Is there a green bond bubble?

8 Nov 21

Experts have talked down chances of unsustainable spike in green asset valuations.

The explosion in demand for ethical investment opportunities – some with dubious credentials – has led to bloated valuations, which experts warn cannot be sustained long term.

Environmental, social and governance assets are estimated to have risen by nearly a third between 2016 and 2020 to US$35trn (£25.7trn) – representing 36% of professionally managed assets.

Another set of predictions – based on a narrower definition, including only mutual funds and exchange-traded funds that self-report as having ESG or socially responsible investment mandates – shows even faster growth, with assets soaring more than tenfold over the past five years to around US$2tn (£1.46trn).

In late September, the Bank for International Settlements compared the boom to those of railroad stocks in the 1800s, internet stocks during the dotcom bubble and mortgage backed securities in the 2008 financial crisis.

It said there were “questions about the possibility that a bubble [in ESG assets] might develop, unless market transparency can be ensured”.

But Dewi John, head of research, UK and Ireland, at financial services firm Refinitiv Lipper, believes talk of the generalised risks of ESG bubbles ignores the enormous shortfall in investment needed to achieve a carbon-neutral transition.

“There will be lots of upsets as particular areas within the ESG market become fashionable and a lot of cash chases them – this will happen again and again and again,” he said. “But, overall, the amount of capital that is needed to effect just a sustainable future within the next 10 or 20 years is so huge, and we are depressingly far off plugging that gap.”

David Stubbs, global head of investment strategy at JP Morgan Private Bank, said there is a distinction between an investor frenzy for, say, clean energy or electric cars, which could lead to a temporary bubble, and the underlying shift in investment methodology towards ESG, which he believes is now irreversible.

“Periods of investor exuberance and retreat will come and go throughout the decade, even as sustainability themes become increasingly entrenched in the global economy,” Stubbs said. “Talk of a bubble in ESG investing underestimates the hold these issues now have on the finance industry.”

Damian Payiatakis, head of sustainable and impact investing at Barclays Private Bank, believes that bubbles will arise, owing to a lack of market knowledge on the part of investors, who are misled into buying greenwashed products.

“Bubbles that may form and potentially pop will be where investors don’t understand or have guidance to navigate the market,” he said.
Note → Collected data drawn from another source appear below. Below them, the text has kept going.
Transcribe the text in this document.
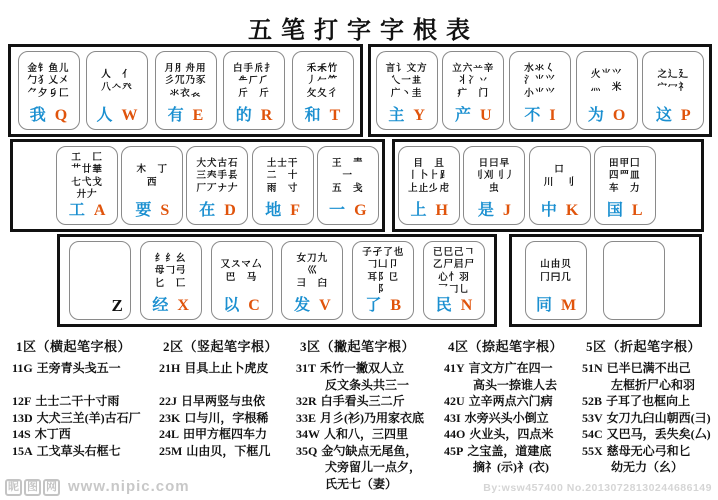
五笔打字字根表
金钅鱼儿
勹犭乂㐅
⺈夕𠂎匚
我 Q
人　亻
八𠆢癶
人 W
月⺼舟用
彡⺴乃豕
氺衣𧘇
有 E
白手𠂢扌
𠂒厂⺁
斤　斤
的 R
禾𥝌竹
丿𠂉⺮
攵夂彳
和 T
言讠文方
乀一𠀎
广丶圭
主 Y
立六䒑辛
丬冫丷
疒　门
产 U
水氺𡿨
氵⺌⺍
小⺌⺍
不 I
火⺌⺍
灬　米
为 O
之辶廴
宀冖礻
这 P
工　匚
艹廿𠦒
七弋戈
廾𠂇
工 A
木　丁
西
要 S
大犬古石
三𡗗手镸
厂丆ナ𠂇
在 D
土士干
二　十
雨　寸
地 F
王　龶
一
五　戋
一 G
目　且
丨卜⺊⻊
上止𣥂虍
上 H
日曰早
刂刈刂丿
虫
是 J
口
川　刂
中 K
田甲囗
四罒皿
车　力
国 L
Z
纟纟幺
母𠃌弓
匕　匸
经 X
又スマ厶
巴　马
以 C
女刀九
巛
彐　臼
发 V
子孑了也
𠃌凵卩
耳阝㔾
阝
了 B
已巳己𠃍
乙尸𡰪尸
心忄羽
乛𠃌乚
民 N
山由贝
冂𠔼几
同 M
1区（横起笔字根）
11G 王旁青头戋五一

12F 土士二干十寸雨
13D 大犬三𦍌(羊)古石厂
14S 木丁西
15A 工戈草头右框七
2区（竖起笔字根）
21H 目具上止卜虎皮

22J 日早两竖与虫依
23K 口与川，字根稀
24L 田甲方框四车力
25M 山由贝，下框几
3区（撇起笔字根）
31T 禾竹一撇双人立
反文条头共三一
32R 白手看头三二斤
33E 月彡(衫)乃用家衣底
34W 人和八，三四里
35Q 金勺缺点无尾鱼，
犬旁留儿一点夕，
氏无七（妻）
4区（捺起笔字根）
41Y 言文方广在四一
高头一捺谁人去
42U 立辛两点六门病
43I 水旁兴头小倒立
44O 火业头，四点米
45P 之宝盖，道建底
摘礻(示)衤(衣)
5区（折起笔字根）
51N 已半巳满不出己
左框折尸心和羽
52B 子耳了也框向上
53V 女刀九臼山朝西(彐)
54C 又巴马，丢失矣(厶)
55X 慈母无心弓和匕
幼无力（幺）
昵 图 网 www.nipic.com	By:wsw457400 No.20130728130244686149
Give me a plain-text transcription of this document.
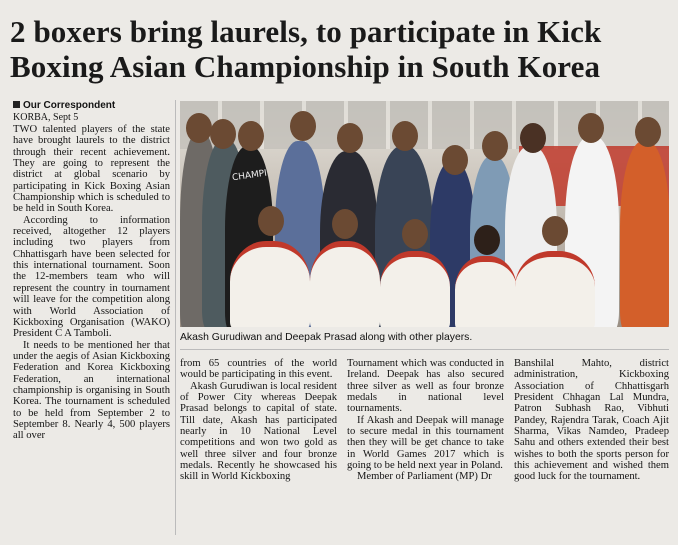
2 boxers bring laurels, to participate in Kick Boxing Asian Championship in South Korea
Our Correspondent
KORBA, Sept 5

TWO talented players of the state have brought laurels to the district through their recent achievement. They are going to represent the district at global scenario by participating in Kick Boxing Asian Championship which is scheduled to be held in South Korea.

According to information received, altogether 12 players including two players from Chhattisgarh have been selected for this international tournament. Soon the 12-members team who will represent the country in tournament will leave for the competition along with World Association of Kickboxing Organisation (WAKO) President C A Tamboli.

It needs to be mentioned her that under the aegis of Asian Kickboxing Federation and Korea Kickboxing Federation, an international championship is organising in South Korea. The tournament is scheduled to be held from September 2 to September 8. Nearly 4, 500 players all over

CHAMPI
Akash Gurudiwan and Deepak Prasad along with other players.

from 65 countries of the world would be participating in this event.

Akash Gurudiwan is local resident of Power City whereas Deepak Prasad belongs to capital of state. Till date, Akash has participated nearly in 10 National Level competitions and won two gold as well three silver and four bronze medals. Recently he showcased his skill in World Kickboxing

Tournament which was conducted in Ireland. Deepak has also secured three silver as well as four bronze medals in national level tournaments.

If Akash and Deepak will manage to secure medal in this tournament then they will be get chance to take in World Games 2017 which is going to be held next year in Poland.

Member of Parliament (MP) Dr

Banshilal Mahto, district administration, Kickboxing Association of Chhattisgarh President Chhagan Lal Mundra, Patron Subhash Rao, Vibhuti Pandey, Rajendra Tarak, Coach Ajit Sharma, Vikas Namdeo, Pradeep Sahu and others extended their best wishes to both the sports person for this achievement and wished them good luck for the tournament.
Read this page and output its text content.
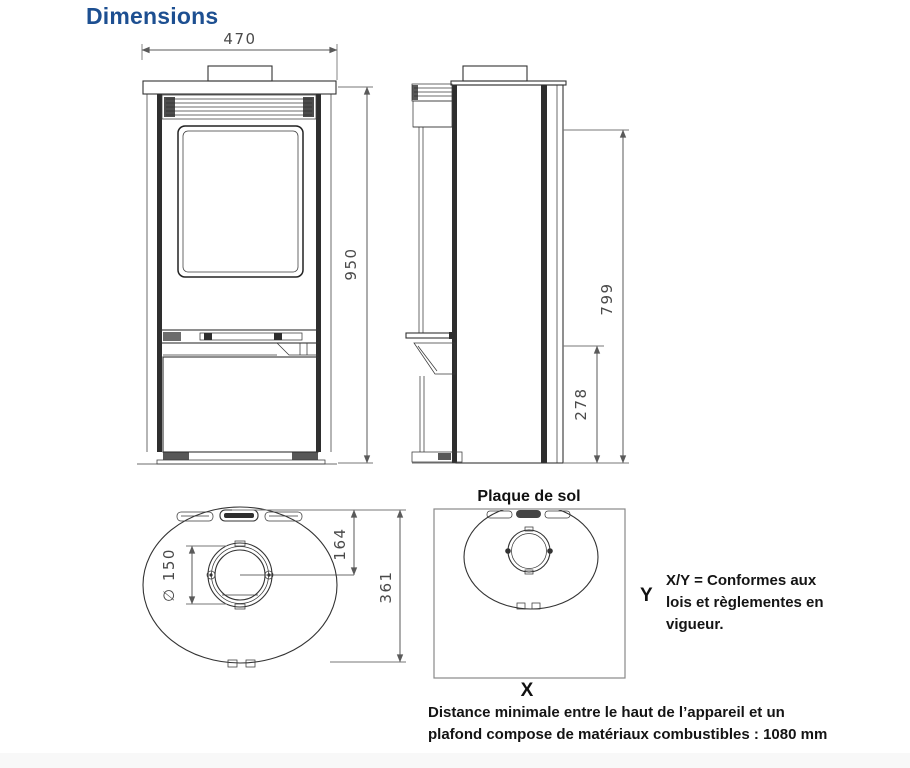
Dimensions
470
950
799
278
∅ 150
164
361
Plaque de sol
Y
X
X/Y = Conformes aux
lois et règlementes en
vigueur.
Distance minimale entre le haut de l’appareil et un
plafond compose de matériaux combustibles : 1080 mm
Increased regulatory disclosures and industry convergence should make it easier to identify genuinely sustainable investments, Payiatakis added.

Meanwhile, investors must understand the implications of different approaches to sustainable investment on their portfolios, Payiatakis said: “Integrate sustainability as a fundamental part of investment. Do not use it as a simplistic filter or short cut to select investments based on labels.”

Public sector bodies must now consider ESG credentials alongside security, liquidity and yield when investing, warned Richard Lloyd-Bithell, senior technical manager at CIPFA: “They need to ensure they have a robust framework of due diligence to assess whether these ESG-tagged investments are as green and credible as they say they are.”